Tuesday, May 01, 2007

The Power of Muckracking????

The moral of Katherine M. Mead's tale on "Henny Jenny" in 1901 was to pin point corruption occurring in the city and the extent reformers used to fight against it. In the tale Jenny, who is a reformer, is on her way to to inform or to help the masses (workers, elites, politicians) to get out of corruption but stumbles upon other important people along the way. The gang includes a doctor, a political candidate, a city developer, a chronic kicker and Jenny herself who all agreed to take part in rousing the masses. However, the last person that they came upon was a boss.
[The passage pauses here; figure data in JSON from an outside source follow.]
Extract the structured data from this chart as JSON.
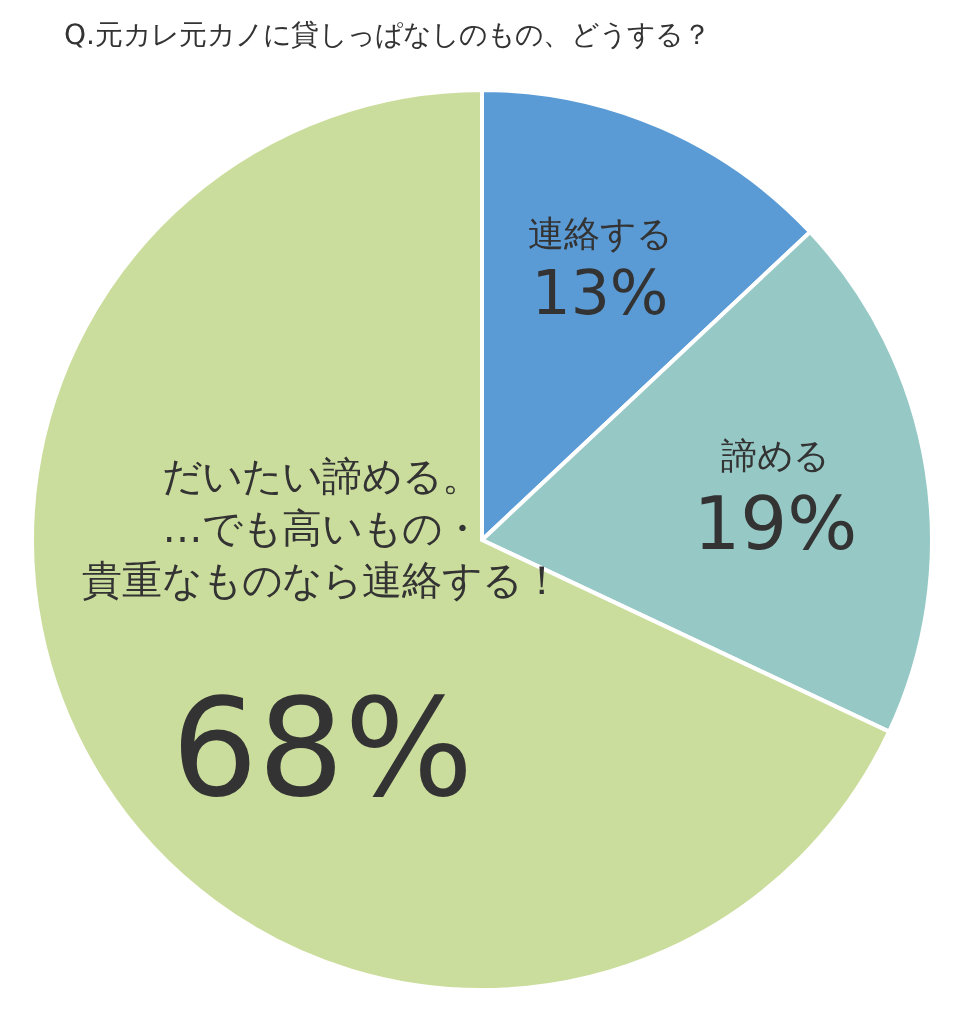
{
  "chart_data": {
    "type": "pie",
    "title": "Q.元カレ元カノに貸しっぱなしのもの、どうする？",
    "categories": [
      "連絡する",
      "諦める",
      "だいたい諦める。…でも高いもの・貴重なものなら連絡する！"
    ],
    "values": [
      13,
      19,
      68
    ],
    "colors": [
      "#5b9bd5",
      "#96c9c6",
      "#cbdd9c"
    ],
    "value_labels": [
      "13%",
      "19%",
      "68%"
    ]
  }
}
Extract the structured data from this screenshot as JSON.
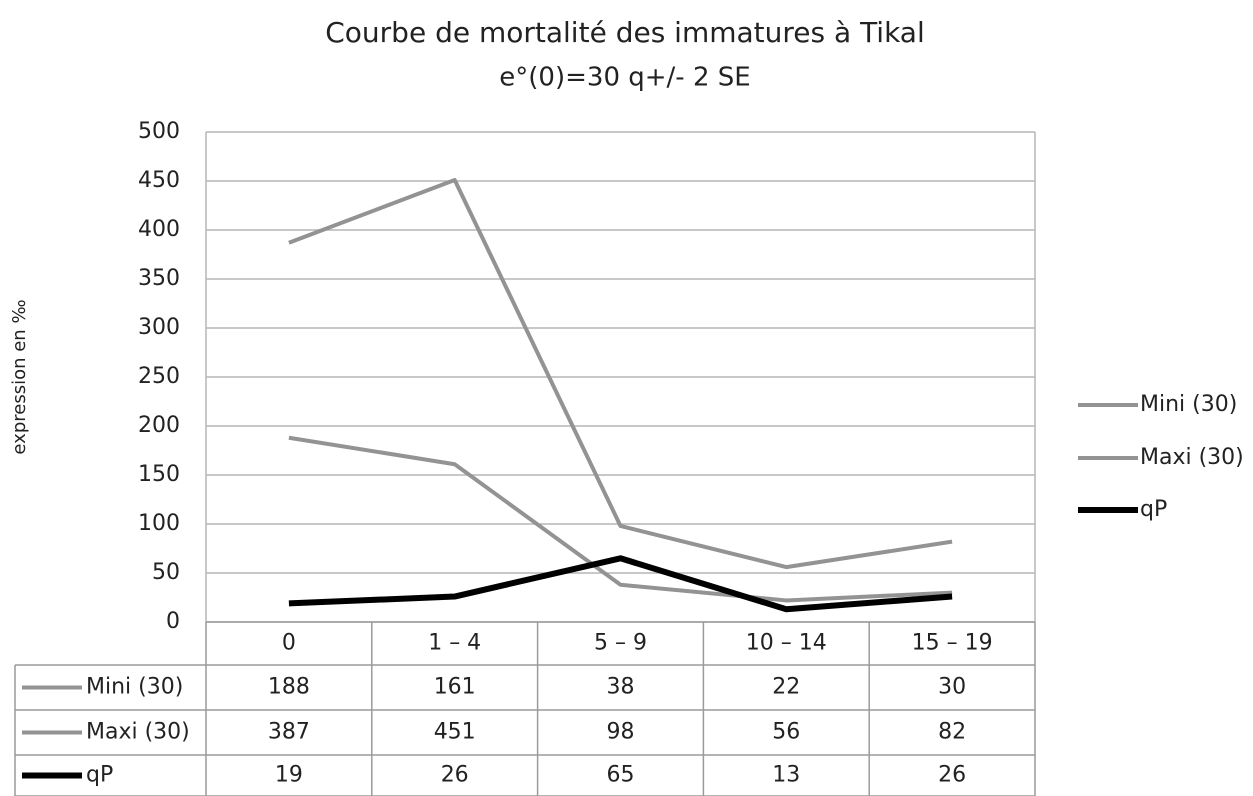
{
  "chart_data": {
    "type": "line",
    "title": "Courbe de mortalité des immatures à Tikal",
    "subtitle": "e°(0)=30 q+/- 2 SE",
    "y_label": "expression en ‰",
    "categories": [
      "0",
      "1 – 4",
      "5 – 9",
      "10 – 14",
      "15 – 19"
    ],
    "series": [
      {
        "name": "Mini (30)",
        "color": "#939393",
        "values": [
          188,
          161,
          38,
          22,
          30
        ]
      },
      {
        "name": "Maxi (30)",
        "color": "#939393",
        "values": [
          387,
          451,
          98,
          56,
          82
        ]
      },
      {
        "name": "qP",
        "color": "#000000",
        "values": [
          19,
          26,
          65,
          13,
          26
        ]
      }
    ],
    "ylim": [
      0,
      500
    ],
    "yticks": [
      0,
      50,
      100,
      150,
      200,
      250,
      300,
      350,
      400,
      450,
      500
    ],
    "grid": true,
    "legend": "right",
    "data_table": true
  }
}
The boss in this case and to my insight is symbolic to an oppressor who refuses to let these reformers to go to the masses and tell them about the city's corruption. He may also be symbolic to Capitalism which in the early 1900's took control of the government and the economy. The reformers who may be workers, or just people who are challenging this economic system, and/or helping other workers to rise against the corruption of the system is being led by the boss who ultimately forces them to work on a machine or possibly did something worse. This is explicit at the end of the tale where the boss shows them to a machine instead of showing them the way to the masses to inform people about corruption and "threw them down". This document showed that in some ways, ideally or non-ideally muckracking by reformers helped people to fight against corruption during the industrial period.

2 Comments:

At 11:37 AM, Blogger SeanMedia said...

Butm couldn't some bosses me part of of the masses as well, fighting for the was on corruption... not liking the way they have to treat thier employees?

 
At 10:52 PM, Blogger A. Mattson said...

A good discussion of the material.

This is a satire of muckraking journalism. The author is poking fun at the reformers and all of their complaining. He doesn't believe that the corrupt political machines that ran the cities would be overthrown by the investigations of the progressive reformers. The bosses would ultimately crush the reformers. It is a cynical analysis of the powerlessness of the progressive media to change the world at the time.